J’aurais aimé dire plus sur ce bijou de lecture, mais une tribune contre son auteur est arrivée comme un pavé dans la mare et m’a perturbée, d’où mon texte un peu long, désolée ! Publiée dans un journal que je ne citerai pas, elle salit l’honneur d’un écrivain que j’aime et que j’admire.
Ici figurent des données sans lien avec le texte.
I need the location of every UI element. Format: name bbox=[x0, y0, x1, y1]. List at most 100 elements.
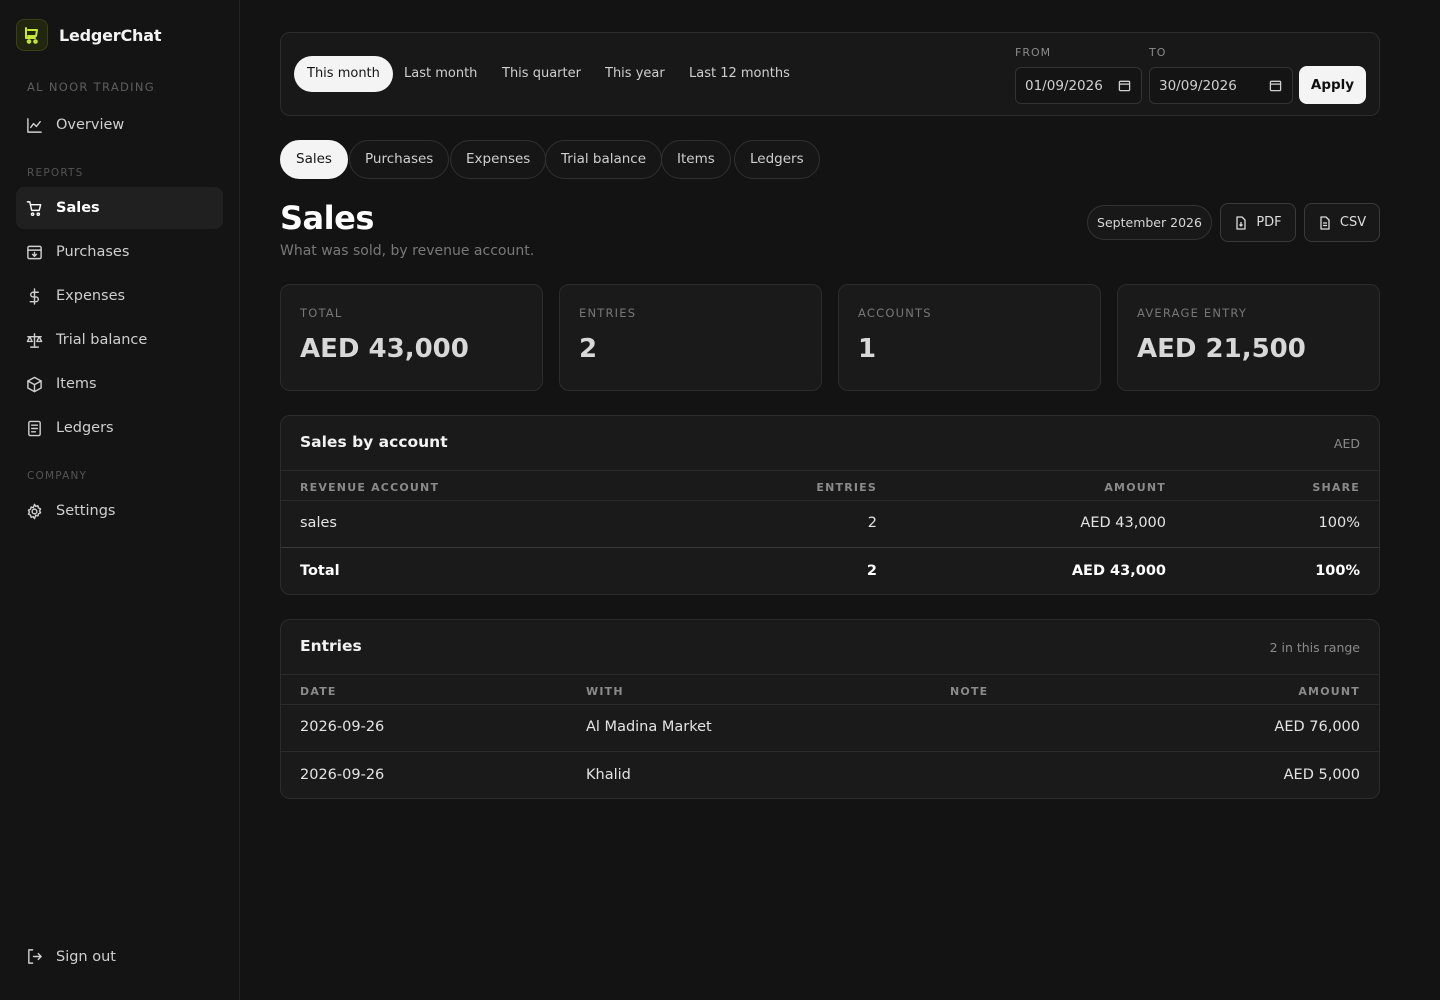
sidebar: LedgerChat AL NOOR TRADING Overview REPO… bbox=[0, 0, 240, 1000]
amount-cell: AED 43,000 bbox=[1080, 515, 1166, 531]
tab-trial-balance[interactable]: Trial balance bbox=[545, 140, 663, 179]
column-header: AMOUNT bbox=[1104, 481, 1166, 494]
sidebar-item-label: Overview bbox=[56, 117, 125, 133]
box-in-icon bbox=[27, 245, 42, 259]
panel-title: Entries bbox=[300, 637, 362, 655]
brand[interactable]: LedgerChat bbox=[16, 19, 161, 51]
sidebar-item-trial-balance[interactable]: Trial balance bbox=[16, 319, 223, 361]
export-csv-label: CSV bbox=[1339, 215, 1367, 230]
sidebar-item-purchases[interactable]: Purchases bbox=[16, 231, 223, 273]
file-text-icon bbox=[1320, 215, 1330, 230]
total-amount: AED 43,000 bbox=[1071, 563, 1166, 579]
column-header: REVENUE ACCOUNT bbox=[300, 481, 440, 494]
sidebar-item-label: Settings bbox=[56, 503, 116, 519]
organization-name: AL NOOR TRADING bbox=[27, 80, 155, 94]
period-badge: September 2026 bbox=[1087, 205, 1212, 240]
stat-label: ACCOUNTS bbox=[858, 306, 932, 320]
column-header: ENTRIES bbox=[816, 481, 877, 494]
to-date-value: 30/09/2026 bbox=[1159, 77, 1237, 94]
entries-cell: 2 bbox=[867, 515, 877, 531]
table-total-row: Total 2 AED 43,000 100% bbox=[281, 547, 1379, 594]
entries-panel: Entries 2 in this range DATE WITH NOTE A… bbox=[280, 619, 1380, 799]
stat-value: AED 21,500 bbox=[1137, 334, 1306, 364]
sales-by-account-panel: Sales by account AED REVENUE ACCOUNT ENT… bbox=[280, 415, 1380, 595]
sidebar-item-label: Sales bbox=[56, 200, 100, 216]
stat-card-average-entry: AVERAGE ENTRY AED 21,500 bbox=[1117, 284, 1380, 391]
currency-label: AED bbox=[1333, 436, 1360, 451]
sidebar-item-sales[interactable]: Sales bbox=[16, 187, 223, 229]
sign-out-icon bbox=[28, 949, 42, 964]
date-cell: 2026-09-26 bbox=[300, 767, 385, 783]
apply-button[interactable]: Apply bbox=[1299, 66, 1366, 104]
from-label: FROM bbox=[1015, 46, 1052, 59]
sign-out-label: Sign out bbox=[56, 948, 116, 965]
sidebar-item-label: Purchases bbox=[56, 244, 130, 260]
date-cell: 2026-09-26 bbox=[300, 719, 385, 735]
range-this-month[interactable]: This month bbox=[294, 56, 393, 92]
gear-icon bbox=[27, 503, 42, 519]
stat-value: 1 bbox=[858, 334, 877, 364]
sidebar-item-expenses[interactable]: Expenses bbox=[16, 275, 223, 317]
tab-expenses[interactable]: Expenses bbox=[450, 140, 547, 179]
table-header-row: REVENUE ACCOUNT ENTRIES AMOUNT SHARE bbox=[281, 470, 1379, 500]
column-header: AMOUNT bbox=[1298, 685, 1360, 698]
cube-icon bbox=[27, 376, 42, 392]
range-this-quarter[interactable]: This quarter bbox=[489, 56, 594, 92]
dollar-icon bbox=[29, 287, 39, 305]
cart-icon bbox=[26, 200, 42, 216]
section-label-company: COMPANY bbox=[27, 470, 88, 482]
stat-value: AED 43,000 bbox=[300, 334, 469, 364]
sign-out-button[interactable]: Sign out bbox=[26, 948, 116, 965]
export-csv-button[interactable]: CSV bbox=[1304, 203, 1380, 242]
total-share: 100% bbox=[1315, 563, 1360, 579]
table-header-row: DATE WITH NOTE AMOUNT bbox=[281, 674, 1379, 704]
entries-count: 2 in this range bbox=[1269, 640, 1360, 655]
book-icon bbox=[28, 420, 41, 436]
tab-items[interactable]: Items bbox=[661, 140, 731, 179]
tab-ledgers[interactable]: Ledgers bbox=[734, 140, 820, 179]
tab-purchases[interactable]: Purchases bbox=[349, 140, 450, 179]
sidebar-item-settings[interactable]: Settings bbox=[16, 490, 223, 532]
with-cell: Al Madina Market bbox=[586, 719, 712, 735]
sidebar-item-label: Trial balance bbox=[56, 332, 148, 348]
share-cell: 100% bbox=[1318, 515, 1360, 531]
to-date-input[interactable]: 30/09/2026 bbox=[1149, 67, 1293, 104]
amount-cell: AED 76,000 bbox=[1274, 719, 1360, 735]
section-label-reports: REPORTS bbox=[27, 167, 84, 179]
from-date-value: 01/09/2026 bbox=[1025, 77, 1103, 94]
table-row[interactable]: 2026-09-26 Khalid AED 5,000 bbox=[281, 751, 1379, 798]
stat-card-accounts: ACCOUNTS 1 bbox=[838, 284, 1101, 391]
range-last-12-months[interactable]: Last 12 months bbox=[676, 56, 803, 92]
column-header: NOTE bbox=[950, 685, 989, 698]
table-row[interactable]: 2026-09-26 Al Madina Market AED 76,000 bbox=[281, 704, 1379, 751]
sidebar-item-ledgers[interactable]: Ledgers bbox=[16, 407, 223, 449]
range-this-year[interactable]: This year bbox=[592, 56, 678, 92]
brand-logo-icon bbox=[16, 19, 48, 51]
to-label: TO bbox=[1149, 46, 1167, 59]
sidebar-item-items[interactable]: Items bbox=[16, 363, 223, 405]
table-row: sales 2 AED 43,000 100% bbox=[281, 500, 1379, 547]
with-cell: Khalid bbox=[586, 767, 631, 783]
column-header: DATE bbox=[300, 685, 337, 698]
scale-icon bbox=[26, 332, 43, 348]
stat-card-total: TOTAL AED 43,000 bbox=[280, 284, 543, 391]
brand-name: LedgerChat bbox=[59, 25, 162, 45]
stat-value: 2 bbox=[579, 334, 598, 364]
sidebar-item-label: Expenses bbox=[56, 288, 126, 304]
sidebar-item-label: Ledgers bbox=[56, 420, 114, 436]
stat-label: AVERAGE ENTRY bbox=[1137, 306, 1248, 320]
range-last-month[interactable]: Last month bbox=[391, 56, 490, 92]
tab-sales[interactable]: Sales bbox=[280, 140, 348, 179]
page-subtitle: What was sold, by revenue account. bbox=[280, 243, 535, 259]
file-download-icon bbox=[1236, 215, 1246, 230]
export-pdf-button[interactable]: PDF bbox=[1220, 203, 1296, 242]
stat-label: TOTAL bbox=[300, 306, 343, 320]
page-title: Sales bbox=[280, 199, 374, 237]
column-header: SHARE bbox=[1312, 481, 1360, 494]
sidebar-item-overview[interactable]: Overview bbox=[16, 104, 223, 146]
sidebar-item-label: Items bbox=[56, 376, 97, 392]
stat-card-entries: ENTRIES 2 bbox=[559, 284, 822, 391]
from-date-input[interactable]: 01/09/2026 bbox=[1015, 67, 1142, 104]
column-header: WITH bbox=[586, 685, 624, 698]
account-cell: sales bbox=[300, 515, 337, 531]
Il y est question d’exclure Tesson comme parrain du Printemps des poètes, qui se déroule du 9 au 25 mars 2024. Depuis plusieurs jours les mauvaises langues se délient un peu partout, avec des propos fous sur le soleil de nos lettres qui serait « réactionnaire ». Une hérésie, digne de la mise à mort de Galilée. Voilà comment on remercie un homme qui inspire et qui nourrit des centaines de milliers de personnes en France.

Ceux qui ont signé un texte blessant à l’encontre de Sylvain Tesson n’ont pas lu son dernier livre, ni ses autres œuvres regorgeant de poésie et de réflexions profondes sur la condition humaine. Un oubli de taille : l’homme qu’ils cherchent à descendre pour des motivations politiques a traversé seul le désert de Gobi voilà plus de 20 ans pour rendre hommage à des prisonniers antifascistes évadés d’un goulag en Sibérie orientale.

Réactionnaire, Tesson ? Non, homme libre, lucide et courageux…

C’était en 2003 : un périple incroyable de huit mois à pied, à cheval et en vélo, des ruines du Camp 303 en Iakoutie jusqu’en Inde, à travers la taïga, le Baïkal, la steppe, le désert et les montagnes de l’Himalaya. Six mille kilomètres, soit 6 fois la France du nord au sud. Peut-on seulement imaginer ?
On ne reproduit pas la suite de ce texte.